Così anche l’invito al “Live with Murray Franklin” diventa motivo di folle ironia e perfetta occasione di martirio, considerando il simbolo che il clown ormai sente di essere ed è diventato. Il bello della diretta però è poter fronteggiare cambiamenti di situazione repentini e inaspettati: perché suicidarsi ora che ha preso gusto nel discutere con Murray e il suo pubblico impomatato, nuovo nemico giurato rappresentante l’iniqua società da abbattere? Joker, per quanto dica il contrario, si fa emblema del malcontento e del dissidio sociale, approfittando della diretta che gli permette di dar voce alle vittime come lui. Tutto ciò non era effettivamente intenzionale, ma frutto della comicità nella sua testa, unito a un po’ di frustrazione e ribellione, che lo hanno accompagnato nella sua mutazione verso il folle omicida sghignazzante.

Non c’è premeditazione, calcolo, attenzione ai dettagli, ma solo totale infermità mentale, indomabile e incomprensibile, coronata dalla verve comica ghignante che ha sempre contraddistinto il Joker. That’s life.

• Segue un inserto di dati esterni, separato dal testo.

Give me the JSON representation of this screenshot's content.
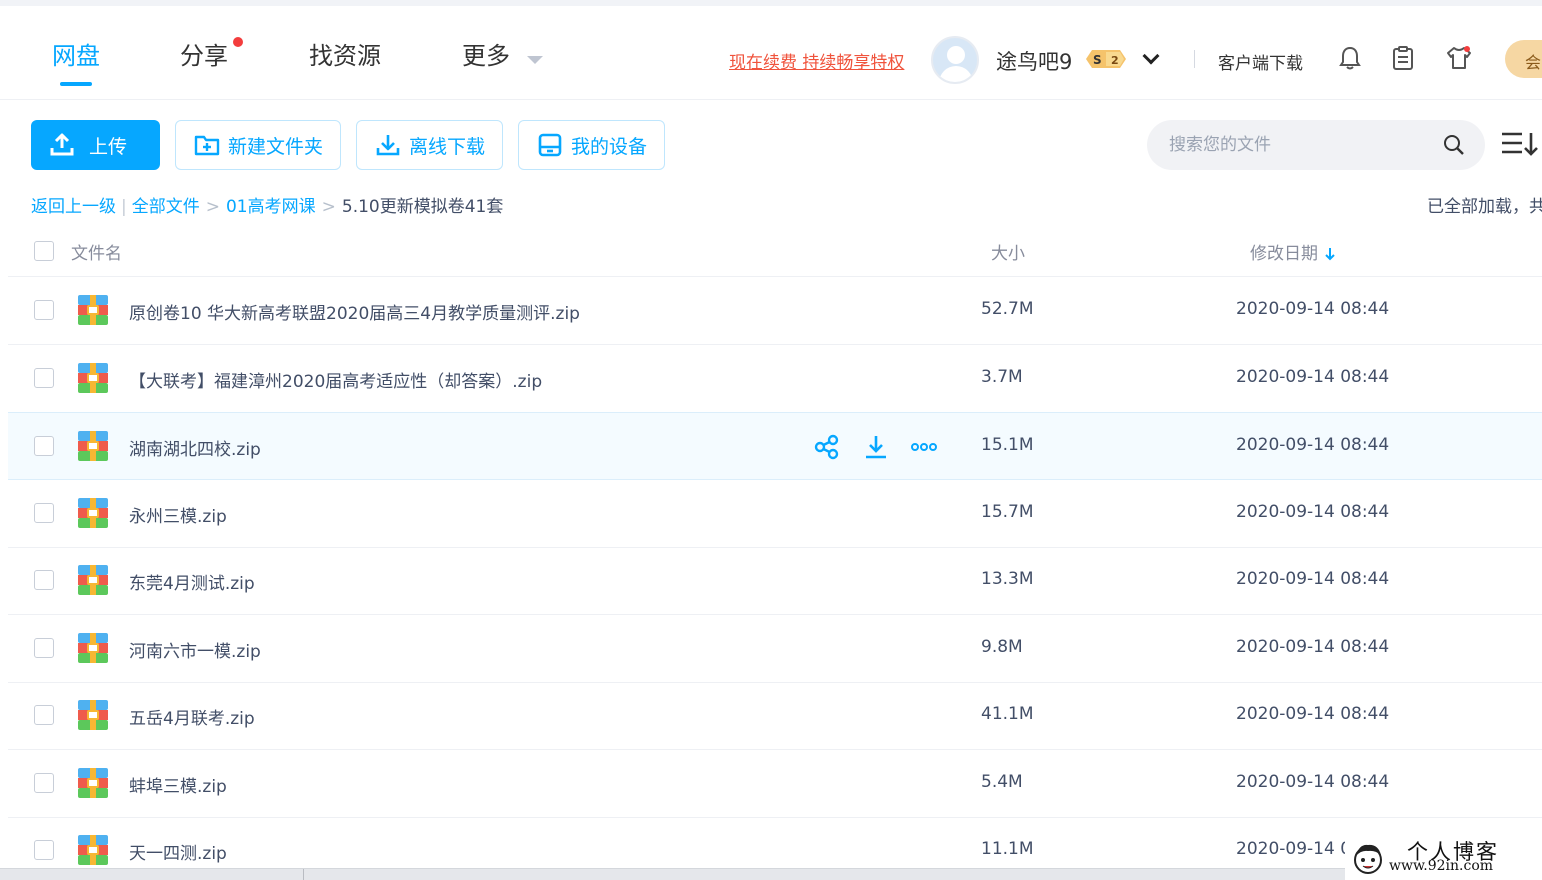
{
  "nav": {
    "items": [
      {
        "label": "网盘",
        "active": true
      },
      {
        "label": "分享",
        "has_dot": true
      },
      {
        "label": "找资源"
      },
      {
        "label": "更多"
      }
    ]
  },
  "header": {
    "renew_link": "现在续费 持续畅享特权",
    "username": "途鸟吧9",
    "badge_s": "S",
    "badge_level": "2",
    "client_download": "客户端下载",
    "vip_label": "会"
  },
  "toolbar": {
    "upload": "上传",
    "new_folder": "新建文件夹",
    "offline_download": "离线下载",
    "my_devices": "我的设备",
    "search_placeholder": "搜索您的文件"
  },
  "breadcrumb": {
    "back": "返回上一级",
    "all_files": "全部文件",
    "folder": "01高考网课",
    "current": "5.10更新模拟卷41套",
    "loaded_status": "已全部加载，共"
  },
  "table": {
    "headers": {
      "name": "文件名",
      "size": "大小",
      "date": "修改日期"
    },
    "rows": [
      {
        "name": "原创卷10 华大新高考联盟2020届高三4月教学质量测评.zip",
        "size": "52.7M",
        "date": "2020-09-14 08:44"
      },
      {
        "name": "【大联考】福建漳州2020届高考适应性（却答案）.zip",
        "size": "3.7M",
        "date": "2020-09-14 08:44"
      },
      {
        "name": "湖南湖北四校.zip",
        "size": "15.1M",
        "date": "2020-09-14 08:44",
        "hover": true
      },
      {
        "name": "永州三模.zip",
        "size": "15.7M",
        "date": "2020-09-14 08:44"
      },
      {
        "name": "东莞4月测试.zip",
        "size": "13.3M",
        "date": "2020-09-14 08:44"
      },
      {
        "name": "河南六市一模.zip",
        "size": "9.8M",
        "date": "2020-09-14 08:44"
      },
      {
        "name": "五岳4月联考.zip",
        "size": "41.1M",
        "date": "2020-09-14 08:44"
      },
      {
        "name": "蚌埠三模.zip",
        "size": "5.4M",
        "date": "2020-09-14 08:44"
      },
      {
        "name": "天一四测.zip",
        "size": "11.1M",
        "date": "2020-09-14 0"
      }
    ]
  },
  "watermark": {
    "title": "个人博客",
    "url": "www.92in.com"
  },
  "colors": {
    "accent": "#06a7ff",
    "renew": "#f0533c",
    "text": "#424e67"
  }
}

Una piccola nota conclusiva: il personaggio in genere non è contraddistinto dalla ricerca di un pubblico o, ancor più, di seguaci che lo elogino e lo ammirino per essere Joker (pensiamo banalmente ad Harley Queen, che sottomette, sfrutta e picchia per il solo gusto di farlo; tutti gli altri invece sono solo scagnozzi). Ciò che guida Joker nelle sue azioni è esclusivamente nella sua mente e non proiettato nella ricerca di potere (al limite può rincorrere l’escalation storica con Batman: certamente vuole ucciderlo, ma è altrettanto ovvio che questo balletto non si può concludere con la morte di uno per mano dell’altro). È un insieme di patologia mentale e di crudeltà grezza, nella misura di un fantomatico passato e del tuffo alla Ace Chemicals.


“Questo è ciò che accade quando la follia impazzisce.” (Batman in Amanti e pazzi)


***

(1) Nessuna scopiazzatura: Lovers & Madman è una storia in 6 numeri usciti a cavallo tra il 2007 e il 2008, mentre The Dark Knight di Nolan è uscito nel 2008. Interessante è notare come si è giunti al tratteggio di due Joker molto simili muovendosi per vie totalmente diverse. (2) Non scendo in ulteriori analisi riguardo alla trilogia, ma rimando a questo articolo sul secondo film e ai relativi altri due per il primo e terzo.